In a constantly changing environment, being able to work remotely is a positive solution for businesses as well as employees. But with that comes the challenge of keeping your team engaged. How do you make sure they’re connected, supported and thriving when they’re not in the same room? Here’s how to keep your remote workforce plugged in and switched on.
When organised effectively, remote work can boost team engagement and productivity. What’s more, research shows Australians would work from home more if given the opportunity. A survey by McCrindle found 78 per cent would like to work from home at least some of the time and of those who already do, 55 per cent say they were more productive working from home than in an office environment.
To harness the power of virtual teams, managers must embrace two critical new ways of working.
Teams before technology
Working remotely can lead to feelings of isolation and loneliness.

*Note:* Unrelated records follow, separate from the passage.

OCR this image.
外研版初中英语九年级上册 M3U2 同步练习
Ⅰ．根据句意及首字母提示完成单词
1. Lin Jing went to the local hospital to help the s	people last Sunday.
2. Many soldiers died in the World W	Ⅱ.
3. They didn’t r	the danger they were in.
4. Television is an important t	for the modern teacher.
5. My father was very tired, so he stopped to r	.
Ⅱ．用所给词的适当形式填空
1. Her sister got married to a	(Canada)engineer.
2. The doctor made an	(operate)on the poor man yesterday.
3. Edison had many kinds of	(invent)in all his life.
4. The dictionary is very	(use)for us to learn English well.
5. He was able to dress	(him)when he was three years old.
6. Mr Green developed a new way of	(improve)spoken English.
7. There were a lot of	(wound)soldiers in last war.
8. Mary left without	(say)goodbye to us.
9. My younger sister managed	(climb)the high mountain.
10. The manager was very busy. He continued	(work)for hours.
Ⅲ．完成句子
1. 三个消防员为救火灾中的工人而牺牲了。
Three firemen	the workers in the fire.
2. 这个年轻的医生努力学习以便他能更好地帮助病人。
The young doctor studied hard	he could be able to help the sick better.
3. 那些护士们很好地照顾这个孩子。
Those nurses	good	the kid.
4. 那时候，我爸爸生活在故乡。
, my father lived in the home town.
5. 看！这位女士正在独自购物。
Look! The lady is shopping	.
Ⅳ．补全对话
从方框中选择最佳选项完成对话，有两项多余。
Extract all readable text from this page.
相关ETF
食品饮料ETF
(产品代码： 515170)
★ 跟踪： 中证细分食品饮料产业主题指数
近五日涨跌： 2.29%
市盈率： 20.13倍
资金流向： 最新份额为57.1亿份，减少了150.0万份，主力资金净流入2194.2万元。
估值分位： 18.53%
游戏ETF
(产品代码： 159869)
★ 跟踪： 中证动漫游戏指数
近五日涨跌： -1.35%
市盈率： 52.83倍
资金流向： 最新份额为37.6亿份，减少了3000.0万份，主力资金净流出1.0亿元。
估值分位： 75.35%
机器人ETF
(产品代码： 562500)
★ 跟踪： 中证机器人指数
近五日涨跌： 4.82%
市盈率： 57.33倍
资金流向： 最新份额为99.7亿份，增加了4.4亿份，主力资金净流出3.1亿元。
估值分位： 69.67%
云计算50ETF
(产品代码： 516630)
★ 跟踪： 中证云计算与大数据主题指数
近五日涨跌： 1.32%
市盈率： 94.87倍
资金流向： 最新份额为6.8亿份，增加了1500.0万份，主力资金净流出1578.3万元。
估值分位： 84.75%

Grace McCarthy, dean of Sydney Business School at the University of Wollongong, says the importance of team morale cannot be overstated when managing remote teams.
“I think it’s important for people to have a mantra that it’s teams before technology,” she says. “People are a bit hung up on technology but those age-old things like wellbeing, support and connection still apply.”
Researchers liken technology to the hardware of creating virtual trust and the actions of virtual teams as the software that builds and sustains that crucial trust. Strategies they recommend include:
- Creating supportive policies and procedures
- Providing appropriate technology
- Carefully selecting and training team leaders and members
- Clearly defining tasks, roles and accountabilities
For companies working in the online space, managers need to double their efforts to establish and maintain trust and McCarthy says this is achieved by outlining clear expectations and offering support by way of acknowledgment and recognition.
“Be confident they’re good workers. You know them and you trust them, and you trust them until there’s evidence you shouldn’t,” she says. “Keep recognising people who are doing a good job because appreciation and acknowledgement really help.”
Understanding how your team works best and adapting to these preferences is essential to peak performance in the remote working environment. This requires a certain level of flexibility in structure.
Flexibility can be well supported through techniques such as staggered meeting times or one-on-one check-ins to support a more engaged team, says Dr Libby Sander, assistant professor of organisational behaviour at Bond University.
"We have to focus on the results we want to achieve and give people the flexibility to achieve them."
- Dr Libby Sander, assistant professor of organisational behaviour at Bond University
Technology allows teams to have clear communication channels and there are plenty of options to choose from. Video conferencing tools are an effective way for teams to connect with each other and for managers to keep a visual presence, Sander says.
“Some people really thrive on that social interaction and the structure of the office, so they’re going to find remote work challenging and we know at least 50 per cent of the workforce are likely to have that tendency,” she says.
“Use tools where there is a constant online presence where they can see other people and talk to them instantly like they would in the office.”
By making small improvements to the way they currently work in offices, managers can drive a connected and efficient remote working team.